Not surprisingly, frequencies of gait and balance deficits of neurological inpatients are higher compared to observations in the community and in outpatient clinics. However, these deficits are ubiquitously observed. In a community-based study investigating 467 participants, the prevalence of gait deficits was 14% in those between 67 and 74 years of age, 29% in those between 75 and 84 years and 49% in those 85 years and older [40]. In a cross-sectional investigation of 488 community residing adults aged between 60 and 97 years, 32% of the cohort presented with impaired gait and the prevalence increased with age. However, 38% of the subjects aged 80 years and older still had a normally preserved gait [41]. In outpatients clinics, gait deficits occur in 35% of patients, most of them having neurological causes [42].

It is of note that, in our study, the cohort with gait (but not balance) deficits was of similar age as the control cohort. This suggests that the slower gait speed of this group was not induced by an overall decline in performance due to aging, but rather due to the underlying disease processes. This could be an interesting observation in the light of ongoing studies investigating gait speed as a relevant outcome parameter for disease and disability. Moreover, groups with gait and/or balance deficits showed impaired cognitive performance compared to the control group, supporting the association between motor performance and cognition [43-45]. It is also of note that not only the balance deficit cohort but also the gait deficit cohort performed worse than the controls in the functional reach test. This finding supports the link between static balance and gait and reflects the various aspects of postural control which should be further investigated in future studies.

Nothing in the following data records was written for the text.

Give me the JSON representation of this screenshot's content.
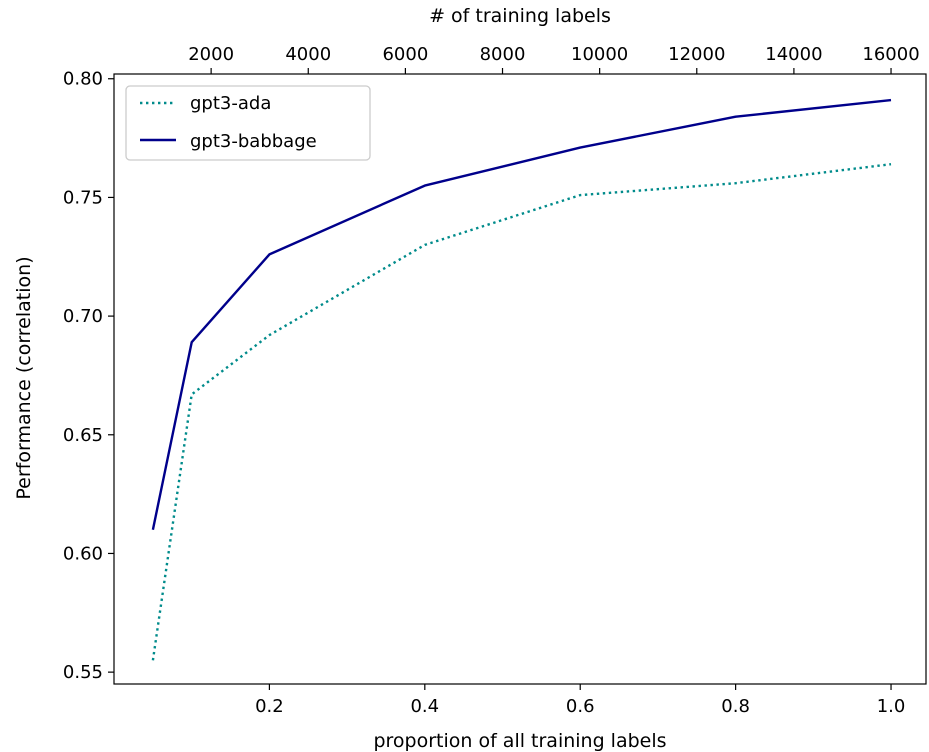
{
  "chart_data": {
    "type": "line",
    "xlabel": "proportion of all training labels",
    "ylabel": "Performance (correlation)",
    "top_xlabel": "# of training labels",
    "xlim": [
      0.0,
      1.045
    ],
    "ylim": [
      0.545,
      0.802
    ],
    "top_xlim": [
      0,
      16720
    ],
    "x_ticks": [
      0.2,
      0.4,
      0.6,
      0.8,
      1.0
    ],
    "x_tick_labels": [
      "0.2",
      "0.4",
      "0.6",
      "0.8",
      "1.0"
    ],
    "y_ticks": [
      0.55,
      0.6,
      0.65,
      0.7,
      0.75,
      0.8
    ],
    "y_tick_labels": [
      "0.55",
      "0.60",
      "0.65",
      "0.70",
      "0.75",
      "0.80"
    ],
    "top_x_ticks": [
      2000,
      4000,
      6000,
      8000,
      10000,
      12000,
      14000,
      16000
    ],
    "top_x_tick_labels": [
      "2000",
      "4000",
      "6000",
      "8000",
      "10000",
      "12000",
      "14000",
      "16000"
    ],
    "legend_position": "top-left",
    "grid": false,
    "series": [
      {
        "name": "gpt3-ada",
        "color": "#008b8b",
        "style": "dotted",
        "x": [
          0.05,
          0.1,
          0.2,
          0.4,
          0.6,
          0.8,
          1.0
        ],
        "y": [
          0.555,
          0.667,
          0.692,
          0.73,
          0.751,
          0.756,
          0.764
        ]
      },
      {
        "name": "gpt3-babbage",
        "color": "#00008b",
        "style": "solid",
        "x": [
          0.05,
          0.1,
          0.2,
          0.4,
          0.6,
          0.8,
          1.0
        ],
        "y": [
          0.61,
          0.689,
          0.726,
          0.755,
          0.771,
          0.784,
          0.791
        ]
      }
    ]
  }
}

The current study has several limitations. First, only gait velocity was used to define gait deficits. Although reduced gait speed impacts patients’ mobility, there are several additional gait variables (e.g. gait variability, asymmetry) which are important features as they are associated with fall risk [46-49]. However, numerous more sophisticated algorithms are currently developed and validated allowing investigation of the multidimensional aspects of postural control (e.g., [20, 50, 51]) in more detail. Including dynamic, proactive, and reactive postural control parameters will give a broader view of the multidimensional aspects of balance control and help understand different pathologies of the diseases. This aspect is currently the focus of a more detailed sensor-unit-based analysis of the dataset.

Conclusion

In conclusion, this study shows that the use of inertial sensors in a clinical setting by investigating patients in neurological wards of a university hospital over a time of 16 weeks is feasible. These results should motivate to further design inpatient assessments using wearable technology, and of collaborative projects using such datasets for further in-depth analyses.